Remember George W. Bush’s paintings? Once he left the White House, Dubya took up painting. According to Salon he “freely admits the paintings aren’t especially good”.
I find that admirable *. I don’t know about you, but I certainly feel the pressure to only show my best outcomes: in craft, in fashion, in my work life, in my marriage, in the way our home looks (whoops).
How liberating would it be to say “eff that” and put something before the world that isn’t necessarily impressive? To freely make mistakes, create things without striving for technical perfection, to really show your work, not just a polished product?
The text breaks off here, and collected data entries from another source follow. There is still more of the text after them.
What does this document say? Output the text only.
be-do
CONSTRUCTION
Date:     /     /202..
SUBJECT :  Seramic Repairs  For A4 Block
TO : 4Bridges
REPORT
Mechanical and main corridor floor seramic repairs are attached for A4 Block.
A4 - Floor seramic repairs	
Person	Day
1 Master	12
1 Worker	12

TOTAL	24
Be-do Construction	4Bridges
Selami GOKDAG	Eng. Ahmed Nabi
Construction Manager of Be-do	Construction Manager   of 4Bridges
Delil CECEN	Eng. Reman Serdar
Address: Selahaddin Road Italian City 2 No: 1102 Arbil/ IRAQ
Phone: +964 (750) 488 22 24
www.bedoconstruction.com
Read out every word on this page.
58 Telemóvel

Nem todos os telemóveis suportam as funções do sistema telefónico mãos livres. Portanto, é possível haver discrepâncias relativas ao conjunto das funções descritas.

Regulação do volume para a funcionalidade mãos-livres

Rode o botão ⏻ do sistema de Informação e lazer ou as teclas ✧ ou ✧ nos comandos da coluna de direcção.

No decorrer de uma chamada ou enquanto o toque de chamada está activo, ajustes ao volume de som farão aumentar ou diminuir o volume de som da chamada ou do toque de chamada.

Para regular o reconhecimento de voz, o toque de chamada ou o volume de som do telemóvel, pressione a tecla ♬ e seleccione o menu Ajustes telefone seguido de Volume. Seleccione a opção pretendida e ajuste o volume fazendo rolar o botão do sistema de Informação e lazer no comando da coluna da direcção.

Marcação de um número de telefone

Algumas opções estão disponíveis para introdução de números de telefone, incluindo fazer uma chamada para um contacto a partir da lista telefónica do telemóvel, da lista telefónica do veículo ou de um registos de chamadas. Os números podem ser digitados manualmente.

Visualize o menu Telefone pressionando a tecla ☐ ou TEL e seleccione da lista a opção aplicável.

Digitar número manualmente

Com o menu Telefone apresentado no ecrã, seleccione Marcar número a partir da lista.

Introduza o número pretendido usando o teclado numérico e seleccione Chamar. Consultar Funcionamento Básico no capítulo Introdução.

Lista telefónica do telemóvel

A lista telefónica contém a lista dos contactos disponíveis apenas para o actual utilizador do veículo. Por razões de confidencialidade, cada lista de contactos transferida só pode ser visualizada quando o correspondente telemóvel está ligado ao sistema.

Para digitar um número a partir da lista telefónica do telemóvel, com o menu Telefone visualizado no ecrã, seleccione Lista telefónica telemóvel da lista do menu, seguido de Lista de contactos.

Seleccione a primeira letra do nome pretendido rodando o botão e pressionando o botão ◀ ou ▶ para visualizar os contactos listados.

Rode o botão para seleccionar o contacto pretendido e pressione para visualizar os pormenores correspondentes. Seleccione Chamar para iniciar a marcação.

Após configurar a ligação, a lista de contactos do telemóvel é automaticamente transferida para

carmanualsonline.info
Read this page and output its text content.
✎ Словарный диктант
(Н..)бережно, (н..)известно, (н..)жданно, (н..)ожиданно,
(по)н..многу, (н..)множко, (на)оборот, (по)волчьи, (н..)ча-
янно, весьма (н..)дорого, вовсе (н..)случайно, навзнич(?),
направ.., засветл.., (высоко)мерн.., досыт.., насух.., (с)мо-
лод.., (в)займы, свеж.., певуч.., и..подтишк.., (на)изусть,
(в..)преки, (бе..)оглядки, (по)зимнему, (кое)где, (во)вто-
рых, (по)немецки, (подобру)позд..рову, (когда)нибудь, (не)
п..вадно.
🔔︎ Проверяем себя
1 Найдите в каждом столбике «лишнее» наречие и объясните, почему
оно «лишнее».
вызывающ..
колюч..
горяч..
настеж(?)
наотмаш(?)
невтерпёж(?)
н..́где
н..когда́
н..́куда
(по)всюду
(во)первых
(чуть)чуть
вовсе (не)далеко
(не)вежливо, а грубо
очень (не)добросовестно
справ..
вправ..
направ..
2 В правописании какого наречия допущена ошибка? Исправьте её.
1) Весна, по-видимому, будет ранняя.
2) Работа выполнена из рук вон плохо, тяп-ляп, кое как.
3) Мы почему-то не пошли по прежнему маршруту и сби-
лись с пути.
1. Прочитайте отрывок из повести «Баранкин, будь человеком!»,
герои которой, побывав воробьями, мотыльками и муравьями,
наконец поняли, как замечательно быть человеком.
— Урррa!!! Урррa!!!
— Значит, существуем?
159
I have conflicting feelings about this. On the one hand, I can completely, completely relate to Jerome on the Woolful podcast** when he talks about the satisfaction of making something the hard way: thin yarns, tiny needles, tightly-spun multi-ply fibre, detailed patterns. It speaks to a minimalist ethos that has always resonated with me: do less, do better.
Then again. I first got involved in the knitting community around the time when Wenlan Chia’s book Twinkle’s Big City Knits was published. I worked in a yarn store back then, and while some people were openly disdainful of the new knitters who came in, Twinkle book in hand, seeking big yarn and bigger needles, I loved the new energy these people brought to our craft. Knit quick! Make more! Have fun!
This was also the time when top-down, seamless raglans were starting to trend. Easy and practical, yes, but not the most refined, structured knits you’ll wear. So what?
There’s a place for all of these, and I’m not just being accommodating. I want to celebrate people making things, even when those things aren’t better than the factory-made goods we’re used to. It’s just not what it’s about.
Go at your own pace. Make what you like. Show it proudly. Celebrate it in others.